# **Introduction**  
In today's job market, finding relevant job listings efficiently is crucial for job seekers and recruiters. This Python script automates the process of scraping job listings from **Hirist**, a popular job portal, for various **Data Science and AI-related roles**. Instead of manually searching, this script extracts **structured job data**, including **job titles, descriptions, company details, experience requirements, salary, and skills**.  

# **Objective**  
The objective of this script is to:  
1. **Automate job data extraction** for various **AI and Data Science-related roles** from **Hirist**.  
2. **Retrieve job details efficiently**, including **company name, salary, location, and required skills**.  
3. **Store the extracted data in a structured format** (like a **Pandas DataFrame** or a **CSV file**) for further analysis.  
4. **Enhance job search automation** by allowing users to programmatically access job listings.  

# **Background**  
- **Hirist.tech** is a job portal specializing in technology-related roles.  
- **Job data is dynamically loaded** on the website, requiring us to extract job details from **JavaScript-rendered JSON data** rather than using traditional HTML scraping.  
- **Requests are used** to fetch job pages, and the **JSON data is extracted** from the `window.__PRELOADED_STATE__` variable embedded in the website's source code.  
- **The script loops through multiple job roles**, constructs job search URLs, and extracts relevant details from each job listing.  

---

In [1]:
import requests
import json
import pandas as pd
import re

# Headers to avoid getting blocked
headers = {
    "User-Agent": "Mozilla/5.0"
}

# Job roles to search for
job_roles = [
    "Data Scientist", "Data Science Intern", "Data Science Engineer",
    "Generative AI", "Data Analyst", "Power BI", "Machine Learning"
]

# Base URL for Hirist job search
base_url = "https://www.hirist.tech/search/"

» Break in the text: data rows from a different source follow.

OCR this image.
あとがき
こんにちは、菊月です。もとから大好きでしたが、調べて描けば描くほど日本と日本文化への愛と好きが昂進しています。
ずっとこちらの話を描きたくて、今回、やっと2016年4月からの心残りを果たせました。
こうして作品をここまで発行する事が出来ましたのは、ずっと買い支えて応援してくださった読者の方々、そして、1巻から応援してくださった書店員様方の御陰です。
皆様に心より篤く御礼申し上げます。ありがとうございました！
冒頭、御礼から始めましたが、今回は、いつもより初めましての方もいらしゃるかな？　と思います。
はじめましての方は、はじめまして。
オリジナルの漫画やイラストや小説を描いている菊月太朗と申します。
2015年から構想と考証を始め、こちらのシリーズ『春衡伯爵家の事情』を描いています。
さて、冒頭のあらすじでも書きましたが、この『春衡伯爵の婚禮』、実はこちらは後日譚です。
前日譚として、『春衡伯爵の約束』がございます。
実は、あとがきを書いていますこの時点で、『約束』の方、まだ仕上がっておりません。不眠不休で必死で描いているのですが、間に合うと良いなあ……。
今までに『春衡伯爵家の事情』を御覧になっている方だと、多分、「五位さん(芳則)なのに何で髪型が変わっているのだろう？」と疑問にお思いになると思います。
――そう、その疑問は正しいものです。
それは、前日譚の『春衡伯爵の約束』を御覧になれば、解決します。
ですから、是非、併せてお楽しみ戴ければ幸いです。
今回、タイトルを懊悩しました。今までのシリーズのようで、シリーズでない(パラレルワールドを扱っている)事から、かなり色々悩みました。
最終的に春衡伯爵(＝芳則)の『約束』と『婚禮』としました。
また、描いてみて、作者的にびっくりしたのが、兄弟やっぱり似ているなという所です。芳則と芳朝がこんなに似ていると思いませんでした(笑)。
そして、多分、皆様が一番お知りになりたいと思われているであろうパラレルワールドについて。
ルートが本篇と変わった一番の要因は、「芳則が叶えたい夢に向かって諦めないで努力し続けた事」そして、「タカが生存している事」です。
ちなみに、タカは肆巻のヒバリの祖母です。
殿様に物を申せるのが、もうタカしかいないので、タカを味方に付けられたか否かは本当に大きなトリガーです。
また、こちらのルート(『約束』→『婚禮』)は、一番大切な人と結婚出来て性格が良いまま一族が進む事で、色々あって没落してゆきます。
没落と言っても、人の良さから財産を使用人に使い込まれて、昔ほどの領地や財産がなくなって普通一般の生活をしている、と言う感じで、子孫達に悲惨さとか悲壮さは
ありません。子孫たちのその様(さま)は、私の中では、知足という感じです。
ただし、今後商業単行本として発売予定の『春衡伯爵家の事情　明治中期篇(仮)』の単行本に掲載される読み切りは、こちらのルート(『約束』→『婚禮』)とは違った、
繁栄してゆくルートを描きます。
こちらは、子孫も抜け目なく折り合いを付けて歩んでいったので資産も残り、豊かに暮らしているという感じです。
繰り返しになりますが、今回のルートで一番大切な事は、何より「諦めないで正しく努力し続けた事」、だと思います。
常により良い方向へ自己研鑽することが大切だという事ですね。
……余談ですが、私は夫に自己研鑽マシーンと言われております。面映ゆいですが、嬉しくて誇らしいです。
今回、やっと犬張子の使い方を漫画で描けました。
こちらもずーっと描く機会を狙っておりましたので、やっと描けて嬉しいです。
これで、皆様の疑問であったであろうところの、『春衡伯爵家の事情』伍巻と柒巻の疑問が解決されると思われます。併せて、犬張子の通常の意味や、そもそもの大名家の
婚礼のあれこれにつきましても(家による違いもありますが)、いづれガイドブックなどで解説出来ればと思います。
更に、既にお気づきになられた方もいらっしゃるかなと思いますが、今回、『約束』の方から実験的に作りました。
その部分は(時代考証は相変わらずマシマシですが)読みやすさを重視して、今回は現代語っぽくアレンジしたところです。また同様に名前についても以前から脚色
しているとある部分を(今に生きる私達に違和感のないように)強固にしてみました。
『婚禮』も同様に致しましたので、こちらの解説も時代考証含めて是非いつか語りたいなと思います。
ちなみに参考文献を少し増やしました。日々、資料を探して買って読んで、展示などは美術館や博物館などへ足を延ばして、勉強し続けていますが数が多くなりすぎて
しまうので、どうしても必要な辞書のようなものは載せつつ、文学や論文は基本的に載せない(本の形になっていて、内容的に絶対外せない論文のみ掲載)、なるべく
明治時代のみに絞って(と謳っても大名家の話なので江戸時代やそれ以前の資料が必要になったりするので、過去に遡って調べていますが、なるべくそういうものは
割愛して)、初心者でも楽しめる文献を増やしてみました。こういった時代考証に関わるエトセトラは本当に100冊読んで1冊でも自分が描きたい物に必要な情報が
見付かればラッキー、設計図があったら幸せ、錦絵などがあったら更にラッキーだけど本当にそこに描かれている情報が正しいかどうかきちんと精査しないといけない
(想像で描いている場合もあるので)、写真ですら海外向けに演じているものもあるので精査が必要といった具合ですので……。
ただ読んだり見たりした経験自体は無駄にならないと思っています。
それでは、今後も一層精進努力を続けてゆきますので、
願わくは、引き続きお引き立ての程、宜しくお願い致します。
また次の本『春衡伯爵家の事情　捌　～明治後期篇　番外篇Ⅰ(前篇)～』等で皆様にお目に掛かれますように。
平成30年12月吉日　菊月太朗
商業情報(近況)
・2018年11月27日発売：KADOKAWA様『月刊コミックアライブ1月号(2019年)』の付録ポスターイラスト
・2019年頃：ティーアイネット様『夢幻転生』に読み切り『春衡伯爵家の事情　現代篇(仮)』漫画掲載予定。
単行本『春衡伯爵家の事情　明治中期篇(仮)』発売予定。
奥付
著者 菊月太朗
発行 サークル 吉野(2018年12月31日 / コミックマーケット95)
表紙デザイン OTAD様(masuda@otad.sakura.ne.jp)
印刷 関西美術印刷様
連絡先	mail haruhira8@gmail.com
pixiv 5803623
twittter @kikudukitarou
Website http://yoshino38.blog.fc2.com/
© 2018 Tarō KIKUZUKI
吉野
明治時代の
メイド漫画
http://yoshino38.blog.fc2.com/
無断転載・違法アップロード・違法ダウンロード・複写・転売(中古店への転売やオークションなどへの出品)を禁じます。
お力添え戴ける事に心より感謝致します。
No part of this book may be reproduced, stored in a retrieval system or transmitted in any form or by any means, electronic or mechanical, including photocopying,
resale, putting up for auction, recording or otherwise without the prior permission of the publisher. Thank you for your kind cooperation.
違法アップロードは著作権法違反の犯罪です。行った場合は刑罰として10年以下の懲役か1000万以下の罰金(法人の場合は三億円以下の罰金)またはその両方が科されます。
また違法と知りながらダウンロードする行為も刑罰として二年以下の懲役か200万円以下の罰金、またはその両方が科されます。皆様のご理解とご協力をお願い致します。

# Function to create each job url using title and job id
def generate_hirist_url(job):
    """Generate a Hirist job post URL from JSON data."""
    base_url = "https://www.hirist.tech/j/"
    job_title = job['title'].lower().replace(" ", "-")  # Convert title to lowercase and replace spaces with "-"
    job_title = re.sub(r'[^a-z0-9-]', '', job_title)  # Remove special characters
    job_id = job['id']
    
    return f"{base_url}{job_title}-{job_id}.html"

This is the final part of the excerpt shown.